In the related art refrigerator 10, the evaporator 23 and the fan 22 are provided only in the freezing chamber 20. However, the additional evaporator and fan are not formed in the refrigerating chamber 30. Thus, it is impossible to control the amount of cool air supplied to the refrigerating chamber 30 independently of the freezing chamber 20.
In the meantime, it is impossible to separately perform the cooling function of the freezing chamber 20 and the refrigerating chamber 30. That is, some of cool air supplied to the freezing chamber 20 is supplied to the refrigerating chamber 30, whereby an odor of the freezing chamber 20 is mixed with an odor of the refrigerating chamber 30. That is, the odor of food stored in the freezing chamber 20 is mixed together with the odor of food stored in the refrigerating chamber 30.

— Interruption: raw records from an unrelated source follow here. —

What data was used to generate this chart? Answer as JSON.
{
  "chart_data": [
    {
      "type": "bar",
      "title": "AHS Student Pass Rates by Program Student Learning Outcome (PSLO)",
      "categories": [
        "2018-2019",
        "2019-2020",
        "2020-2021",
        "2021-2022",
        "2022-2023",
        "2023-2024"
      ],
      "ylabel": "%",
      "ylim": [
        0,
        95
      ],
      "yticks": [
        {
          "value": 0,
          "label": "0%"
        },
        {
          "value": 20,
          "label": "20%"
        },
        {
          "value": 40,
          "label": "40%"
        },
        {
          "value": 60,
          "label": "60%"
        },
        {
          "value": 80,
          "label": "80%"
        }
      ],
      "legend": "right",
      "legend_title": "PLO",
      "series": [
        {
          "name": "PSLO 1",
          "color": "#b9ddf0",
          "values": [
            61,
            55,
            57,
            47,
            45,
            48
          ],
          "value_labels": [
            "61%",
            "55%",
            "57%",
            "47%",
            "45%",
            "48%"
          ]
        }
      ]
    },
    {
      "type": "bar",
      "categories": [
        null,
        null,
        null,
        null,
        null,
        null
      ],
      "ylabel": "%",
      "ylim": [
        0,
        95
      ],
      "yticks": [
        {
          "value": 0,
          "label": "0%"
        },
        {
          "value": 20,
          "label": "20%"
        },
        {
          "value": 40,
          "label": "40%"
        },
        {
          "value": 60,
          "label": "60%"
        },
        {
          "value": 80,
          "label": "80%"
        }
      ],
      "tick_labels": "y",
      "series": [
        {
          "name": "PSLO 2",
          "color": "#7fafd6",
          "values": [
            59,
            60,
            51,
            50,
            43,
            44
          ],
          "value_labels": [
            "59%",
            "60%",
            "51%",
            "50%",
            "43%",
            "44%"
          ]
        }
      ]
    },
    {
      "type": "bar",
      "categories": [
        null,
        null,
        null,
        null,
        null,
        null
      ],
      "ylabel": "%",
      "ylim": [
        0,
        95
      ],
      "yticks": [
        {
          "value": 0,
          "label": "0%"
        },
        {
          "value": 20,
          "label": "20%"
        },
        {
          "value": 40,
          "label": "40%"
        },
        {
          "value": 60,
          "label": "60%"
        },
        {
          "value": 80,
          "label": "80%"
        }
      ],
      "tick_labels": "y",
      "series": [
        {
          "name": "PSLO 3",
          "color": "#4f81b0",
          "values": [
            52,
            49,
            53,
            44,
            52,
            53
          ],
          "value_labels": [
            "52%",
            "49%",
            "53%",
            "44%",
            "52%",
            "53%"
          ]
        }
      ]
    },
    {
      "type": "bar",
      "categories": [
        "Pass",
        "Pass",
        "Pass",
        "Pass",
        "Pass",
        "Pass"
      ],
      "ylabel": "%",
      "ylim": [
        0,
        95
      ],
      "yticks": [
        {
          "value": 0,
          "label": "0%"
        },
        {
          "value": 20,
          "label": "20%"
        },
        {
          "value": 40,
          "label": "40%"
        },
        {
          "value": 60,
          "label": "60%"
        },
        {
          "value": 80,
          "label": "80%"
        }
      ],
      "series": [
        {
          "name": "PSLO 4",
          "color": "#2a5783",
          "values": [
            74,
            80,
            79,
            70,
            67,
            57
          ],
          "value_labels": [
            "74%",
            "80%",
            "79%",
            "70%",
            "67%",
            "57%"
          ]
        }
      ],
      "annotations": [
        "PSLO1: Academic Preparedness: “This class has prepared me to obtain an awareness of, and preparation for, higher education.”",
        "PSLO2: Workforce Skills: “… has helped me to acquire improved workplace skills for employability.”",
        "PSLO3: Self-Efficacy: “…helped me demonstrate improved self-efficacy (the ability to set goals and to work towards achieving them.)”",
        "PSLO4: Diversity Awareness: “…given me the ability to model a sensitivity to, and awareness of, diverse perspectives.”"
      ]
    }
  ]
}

Also, some of the cool air generated from the evaporator 23 is supplied to the freezing chamber 20 by the fan 22, and the remaining is then supplied to the refrigerating chamber 30. As a result, the amount of cool air supplied to the refrigerating chamber 30 is smaller than the amount of cool air supplied to the freezing chamber 20, so that a cooling speed of the refrigerating chamber 30 becomes slow. That is, a temperature variation increases in the refrigerator 10.
Even though the temperature of any one of the freezing chamber 20 and the refrigerating chamber 30 reaches a preset value, the compressors and the fans for the freezing and refrigerating chambers 20 and 30 are operated together until both the freezing and refrigerating chambers are maintained in the preset value, thereby causing the waste of power consumption.
Furthermore, the cool-air ducts 21 and 31 are respectively provided in the freezing and refrigerating chambers 20 and 30. Thus, it is impossible to vary the cool-air outlets 21a and 31a of the cool-air ducts 21 and 31 in number and size, and to provide a plurality of cooling chambers for a special purpose.